The incident occurred during Russia’s mass drone-and-missile attack on Ukraine on 25 November, when two drones crossed into Romania and six more were detected over Moldova, one of which crashed into a residential building. German Eurofighter Typhoons from Mihail Kogălniceanu Air Base and F-16s from the 86th Air Base were dispatched to monitor the situation. Authorities in Romania’s Tulcea and Galați counties issued Ro-Alert warnings as pilots intermittently lost radar contact with the drones as they returned toward Ukrainian airspace.
NATO’s “Eastern Sentinel” mission faces pressure
NATO launched Operation Eastern Sentinel in early September after Russian drones crossed into Polish territory, prompting the Alliance to boost surveillance and air-defence coordination. According to NATO officials, the mission involves substantial military resources, with a focus on countering unmanned aerial threats that increasingly test the Alliance’s readiness.
Poland argues that the threat has become systemic and requires faster, integrated action. The pattern of drone intrusions into Poland, Romania, Moldova and other countries demonstrates what defence analysts describe as Russia’s deliberate testing of NATO’s response times and airspace procedures. Each incident forces allied states to expend resources on scrambling aircraft and tracking drones, creating operational strain and increasing the risk of miscalculation.
Drone incursions expose a widening “grey zone”
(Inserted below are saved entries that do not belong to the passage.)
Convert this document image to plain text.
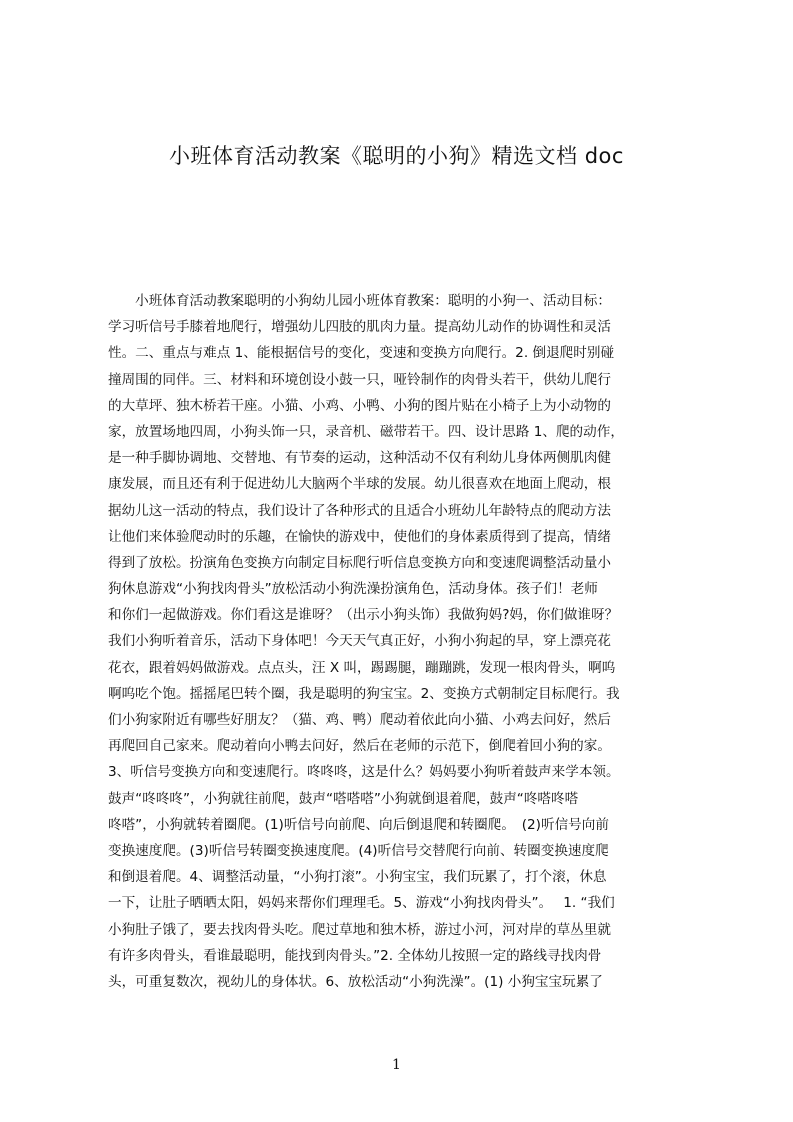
小班体育活动教案《聪明的小狗》精选文档 doc
　　小班体育活动教案聪明的小狗幼儿园小班体育教案：聪明的小狗一、活动目标：
学习听信号手膝着地爬行，增强幼儿四肢的肌肉力量。提高幼儿动作的协调性和灵活
性。二、重点与难点 1、能根据信号的变化，变速和变换方向爬行。2. 倒退爬时别碰
撞周围的同伴。三、材料和环境创设小鼓一只，哑铃制作的肉骨头若干，供幼儿爬行
的大草坪、独木桥若干座。小猫、小鸡、小鸭、小狗的图片贴在小椅子上为小动物的
家，放置场地四周，小狗头饰一只，录音机、磁带若干。四、设计思路 1、爬的动作，
是一种手脚协调地、交替地、有节奏的运动，这种活动不仅有利幼儿身体两侧肌肉健
康发展，而且还有利于促进幼儿大脑两个半球的发展。幼儿很喜欢在地面上爬动，根
据幼儿这一活动的特点，我们设计了各种形式的且适合小班幼儿年龄特点的爬动方法
让他们来体验爬动时的乐趣，在愉快的游戏中，使他们的身体素质得到了提高，情绪
得到了放松。扮演角色变换方向制定目标爬行听信息变换方向和变速爬调整活动量小
狗休息游戏“小狗找肉骨头”放松活动小狗洗澡扮演角色，活动身体。孩子们！老师
和你们一起做游戏。你们看这是谁呀？（出示小狗头饰）我做狗妈?妈，你们做谁呀？
我们小狗听着音乐，活动下身体吧！今天天气真正好，小狗小狗起的早，穿上漂亮花
花衣，跟着妈妈做游戏。点点头，汪 X 叫，踢踢腿，蹦蹦跳，发现一根肉骨头，啊呜
啊呜吃个饱。摇摇尾巴转个圈，我是聪明的狗宝宝。2、变换方式朝制定目标爬行。我
们小狗家附近有哪些好朋友？（猫、鸡、鸭）爬动着依此向小猫、小鸡去问好，然后
再爬回自己家来。爬动着向小鸭去问好，然后在老师的示范下，倒爬着回小狗的家。
3、听信号变换方向和变速爬行。咚咚咚，这是什么？妈妈要小狗听着鼓声来学本领。
鼓声“咚咚咚”，小狗就往前爬，鼓声“嗒嗒嗒”小狗就倒退着爬，鼓声“咚嗒咚嗒
咚嗒”，小狗就转着圈爬。(1)听信号向前爬、向后倒退爬和转圈爬。　(2)听信号向前
变换速度爬。(3)听信号转圈变换速度爬。(4)听信号交替爬行向前、转圈变换速度爬
和倒退着爬。4、调整活动量，“小狗打滚”。小狗宝宝，我们玩累了，打个滚，休息
一下，让肚子晒晒太阳，妈妈来帮你们理理毛。5、游戏“小狗找肉骨头”。　 1. “我们
小狗肚子饿了，要去找肉骨头吃。爬过草地和独木桥，游过小河，河对岸的草丛里就
有许多肉骨头，看谁最聪明，能找到肉骨头。”2. 全体幼儿按照一定的路线寻找肉骨
头，可重复数次，视幼儿的身体状。6、放松活动“小狗洗澡”。(1) 小狗宝宝玩累了
1
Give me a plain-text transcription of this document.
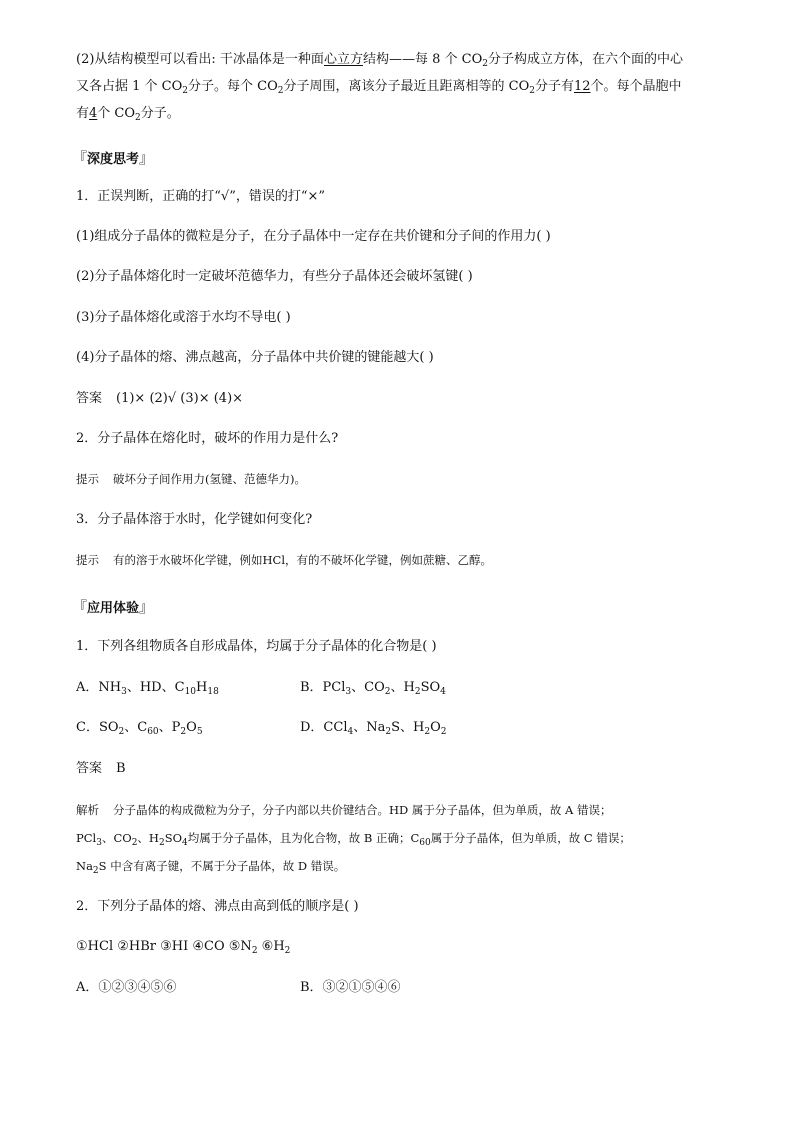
(2)从结构模型可以看出: 干冰晶体是一种面心立方结构——每 8 个 $CO_2$分子构成立方体，在六个面的中心
又各占据 1 个 $CO_2$分子。每个 $CO_2$分子周围，离该分子最近且距离相等的 $CO_2$分子有12个。每个晶胞中
有4个 $CO_2$分子。
『深度思考』
1．正误判断，正确的打“√”，错误的打“×”
(1)组成分子晶体的微粒是分子，在分子晶体中一定存在共价键和分子间的作用力( )
(2)分子晶体熔化时一定破坏范德华力，有些分子晶体还会破坏氢键( )
(3)分子晶体熔化或溶于水均不导电( )
(4)分子晶体的熔、沸点越高，分子晶体中共价键的键能越大( )
答案 (1)× (2)√ (3)× (4)×
2．分子晶体在熔化时，破坏的作用力是什么?
提示 破坏分子间作用力(氢键、范德华力)。
3．分子晶体溶于水时，化学键如何变化?
提示 有的溶于水破坏化学键，例如HCl，有的不破坏化学键，例如蔗糖、乙醇。
『应用体验』
1．下列各组物质各自形成晶体，均属于分子晶体的化合物是( )
A．$NH_3$、HD、$C_{10}H_{18}$	B．PCl$_3$、$CO_2$、$H_2SO_4$
C．$SO_2$、$C_{60}$、$P_2O_5$	D．CCl$_4$、$Na_2S$、$H_2O_2$
答案 B
解析 分子晶体的构成微粒为分子，分子内部以共价键结合。HD 属于分子晶体，但为单质，故 A 错误；
PCl$_3$、$CO_2$、$H_2SO_4$均属于分子晶体，且为化合物，故 B 正确；$C_{60}$属于分子晶体，但为单质，故 C 错误；
$Na_2S$ 中含有离子键，不属于分子晶体，故 D 错误。
2．下列分子晶体的熔、沸点由高到低的顺序是( )
①HCl ②HBr ③HI ④CO $⑤N_2$ $⑥H_2$
A．①②③④⑤⑥	B．③②①⑤④⑥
Security experts warn that Russia is using drones to cultivate a strategic “grey zone” between war and peace. The combination of military and psychological pressure is designed to keep neighbouring countries in a state of elevated alert, eroding public confidence and imposing financial and logistical burdens on NATO members.
Civilian harm — such as the Moldovan residential strike — underscores how hybrid threats extend beyond military installations. Repeated alarms, airspace violations and interceptions generate a destabilising effect inside NATO and partner countries, fuelling perceptions of insecurity.
Calls grow for an integrated “drone wall”
Several allies support the idea of building an integrated “drone wall” along NATO’s eastern frontier — a network of radar systems, interceptors, electronic-warfare assets and shared early-warning infrastructure. Such a system would shift NATO from reactive interception to proactive denial, strengthening deterrence against low-cost, high-frequency unmanned threats.
Defence planners say current air-defence frameworks, designed primarily for fast jets and ballistic missiles, are insufficient for swarms of small, inexpensive UAVs. NATO’s next doctrinal phase is expected to incorporate hybrid-threat defence, cyber capabilities and innovative counter-UAS technologies.
Asymmetry of costs becomes a strategic challenge
Repeated drone intrusions highlight the cost imbalance facing NATO: scrambling fighter jets is significantly more expensive than launching small unmanned systems. Analysts warn that unless NATO adapts, Russia may succeed in imposing a long-term resource-drain strategy, forcing allies to divert spending toward constant air-defence readiness at the expense of other strategic priorities.